QUANTIFICATION OF SERUM HCV CORE ANTIGEN BY A FLUORESCENT ENZYME IMMUNOASSAY IN LIVER TRANSPLANT RECIPIENTS WITH RECURRENT HEPATITIS C-CLINICAL AND VIROLOGIC IMPLICATIONS1

Abstract

Background. Monitoring hepatitis C viremia may be useful in the management of liver transplant patients with recurrent hepatitis C virus (HCV) infection. The clinical utility of a newly described fluorescent enzyme immunoassay for the detection of serum HCV core antigen was evaluated. Methods. Serum samples prospectively collected from 57/63 consecutive patients transplanted for HCV-related end-stage liver disease were assayed for both serum HCV core antigen by fluorescent enzyme immunoassay and HCV RNA level using a branched chain DNA signal amplification assay. HCV genotype was determined by restriction fragment length polymorphism analysis based on 5′ untranslated region. One- and 2-year annual protocol liver biopsies from these patients were graded for inflammation, fibrosis, and cholestasis Results.

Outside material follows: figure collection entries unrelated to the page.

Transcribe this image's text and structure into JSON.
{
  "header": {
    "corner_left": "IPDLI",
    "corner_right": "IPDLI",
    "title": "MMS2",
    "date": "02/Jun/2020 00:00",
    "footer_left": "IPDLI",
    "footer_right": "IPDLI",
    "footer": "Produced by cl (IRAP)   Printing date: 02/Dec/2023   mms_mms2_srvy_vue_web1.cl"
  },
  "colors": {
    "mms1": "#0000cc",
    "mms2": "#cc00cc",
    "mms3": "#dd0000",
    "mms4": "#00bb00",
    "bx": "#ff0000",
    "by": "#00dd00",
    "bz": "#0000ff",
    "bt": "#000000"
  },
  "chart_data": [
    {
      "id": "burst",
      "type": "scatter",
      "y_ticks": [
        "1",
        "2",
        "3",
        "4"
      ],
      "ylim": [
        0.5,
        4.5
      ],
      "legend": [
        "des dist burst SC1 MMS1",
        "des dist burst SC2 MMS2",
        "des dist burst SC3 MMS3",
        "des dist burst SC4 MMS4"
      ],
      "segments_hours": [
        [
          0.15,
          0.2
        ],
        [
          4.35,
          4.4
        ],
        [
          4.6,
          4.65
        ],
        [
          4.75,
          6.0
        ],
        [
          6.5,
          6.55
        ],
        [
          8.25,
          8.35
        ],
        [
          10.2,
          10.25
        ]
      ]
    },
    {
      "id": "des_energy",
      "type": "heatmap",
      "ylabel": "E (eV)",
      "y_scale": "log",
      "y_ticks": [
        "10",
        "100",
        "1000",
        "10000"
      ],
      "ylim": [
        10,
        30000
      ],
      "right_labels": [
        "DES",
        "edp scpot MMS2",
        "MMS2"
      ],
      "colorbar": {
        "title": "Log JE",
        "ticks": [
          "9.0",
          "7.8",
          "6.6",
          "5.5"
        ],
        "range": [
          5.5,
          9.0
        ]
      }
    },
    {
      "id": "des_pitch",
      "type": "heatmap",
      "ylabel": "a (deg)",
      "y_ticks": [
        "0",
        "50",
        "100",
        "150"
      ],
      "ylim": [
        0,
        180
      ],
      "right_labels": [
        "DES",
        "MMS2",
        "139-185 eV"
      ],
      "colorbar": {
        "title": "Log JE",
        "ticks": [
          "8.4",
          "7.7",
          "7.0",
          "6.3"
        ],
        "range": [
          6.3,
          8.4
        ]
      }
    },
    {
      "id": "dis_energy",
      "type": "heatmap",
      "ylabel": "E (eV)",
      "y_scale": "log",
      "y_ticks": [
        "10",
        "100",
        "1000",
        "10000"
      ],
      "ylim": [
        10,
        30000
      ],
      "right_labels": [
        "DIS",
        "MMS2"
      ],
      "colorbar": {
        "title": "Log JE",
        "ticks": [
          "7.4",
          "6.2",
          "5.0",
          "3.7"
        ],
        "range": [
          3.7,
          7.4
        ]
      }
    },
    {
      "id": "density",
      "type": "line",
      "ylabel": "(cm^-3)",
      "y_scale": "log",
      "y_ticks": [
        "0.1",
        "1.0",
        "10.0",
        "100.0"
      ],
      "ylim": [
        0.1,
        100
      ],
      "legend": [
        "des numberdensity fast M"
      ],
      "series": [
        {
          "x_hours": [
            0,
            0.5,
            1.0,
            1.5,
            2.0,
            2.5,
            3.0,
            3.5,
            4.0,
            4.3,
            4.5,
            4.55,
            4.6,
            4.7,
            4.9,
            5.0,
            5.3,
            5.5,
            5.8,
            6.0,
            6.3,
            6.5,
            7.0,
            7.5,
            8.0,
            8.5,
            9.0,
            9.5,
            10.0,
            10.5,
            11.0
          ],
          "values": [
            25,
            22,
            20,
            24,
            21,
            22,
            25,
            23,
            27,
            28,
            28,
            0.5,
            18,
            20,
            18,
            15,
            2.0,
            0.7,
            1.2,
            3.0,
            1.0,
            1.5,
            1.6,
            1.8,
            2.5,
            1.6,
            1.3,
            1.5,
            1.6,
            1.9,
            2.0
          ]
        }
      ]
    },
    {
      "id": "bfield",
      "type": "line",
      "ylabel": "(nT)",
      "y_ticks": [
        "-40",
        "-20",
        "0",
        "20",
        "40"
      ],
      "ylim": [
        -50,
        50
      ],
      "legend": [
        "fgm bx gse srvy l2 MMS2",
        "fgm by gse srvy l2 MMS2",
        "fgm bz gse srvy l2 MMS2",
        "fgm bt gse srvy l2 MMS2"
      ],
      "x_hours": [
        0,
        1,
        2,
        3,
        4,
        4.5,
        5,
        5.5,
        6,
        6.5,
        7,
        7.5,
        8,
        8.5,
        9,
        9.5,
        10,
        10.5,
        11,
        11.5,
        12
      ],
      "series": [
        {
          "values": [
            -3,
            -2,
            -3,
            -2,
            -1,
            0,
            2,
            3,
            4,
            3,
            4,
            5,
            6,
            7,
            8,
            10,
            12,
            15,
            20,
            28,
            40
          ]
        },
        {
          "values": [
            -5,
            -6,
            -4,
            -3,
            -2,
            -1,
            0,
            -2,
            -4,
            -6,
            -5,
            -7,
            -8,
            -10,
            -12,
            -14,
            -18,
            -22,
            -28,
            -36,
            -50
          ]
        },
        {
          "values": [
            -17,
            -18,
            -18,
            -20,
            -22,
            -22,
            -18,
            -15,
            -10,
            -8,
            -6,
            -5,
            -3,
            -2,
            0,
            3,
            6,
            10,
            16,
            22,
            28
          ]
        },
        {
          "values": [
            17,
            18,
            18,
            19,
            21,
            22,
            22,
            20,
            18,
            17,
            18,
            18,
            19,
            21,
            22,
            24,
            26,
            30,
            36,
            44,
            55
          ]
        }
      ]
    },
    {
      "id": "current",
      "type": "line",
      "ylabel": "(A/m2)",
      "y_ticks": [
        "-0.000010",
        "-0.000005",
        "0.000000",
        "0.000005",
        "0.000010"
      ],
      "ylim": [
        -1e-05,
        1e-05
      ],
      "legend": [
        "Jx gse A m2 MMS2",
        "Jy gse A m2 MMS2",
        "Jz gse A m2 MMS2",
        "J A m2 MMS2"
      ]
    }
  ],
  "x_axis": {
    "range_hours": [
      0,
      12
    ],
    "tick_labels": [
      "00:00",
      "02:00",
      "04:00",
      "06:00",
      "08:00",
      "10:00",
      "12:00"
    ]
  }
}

Serum HCV core antigen and HCV RNA were detected in a similar proportion of samples (256/281 vs. 260/281, P=NS), and there was an excellent correlation between assays (r²=0.905, P<0.0001) independent of HCV genotype. A conversion equation between HCV core antigen and HCV RNA was constructed to estimate the HCV core antigen to RNA ratio to be around 231 to 1. Mean serum HCV core antigen levels peaked initially at 3 months posttransplant but there was significant interpatient variation as to when peak levels occurred. A high serum HCV core antigen level in the first 6 months was associated with histological deterioration in terms of bridging fibrosis, cirrhosis, severe cholestasis, or retransplantation by 2-year follow-up. Conclusion. Determination of serum HCV core antigen level reflects HCV viremia and may have clinical implications in liver transplant patients with HCV recurrence.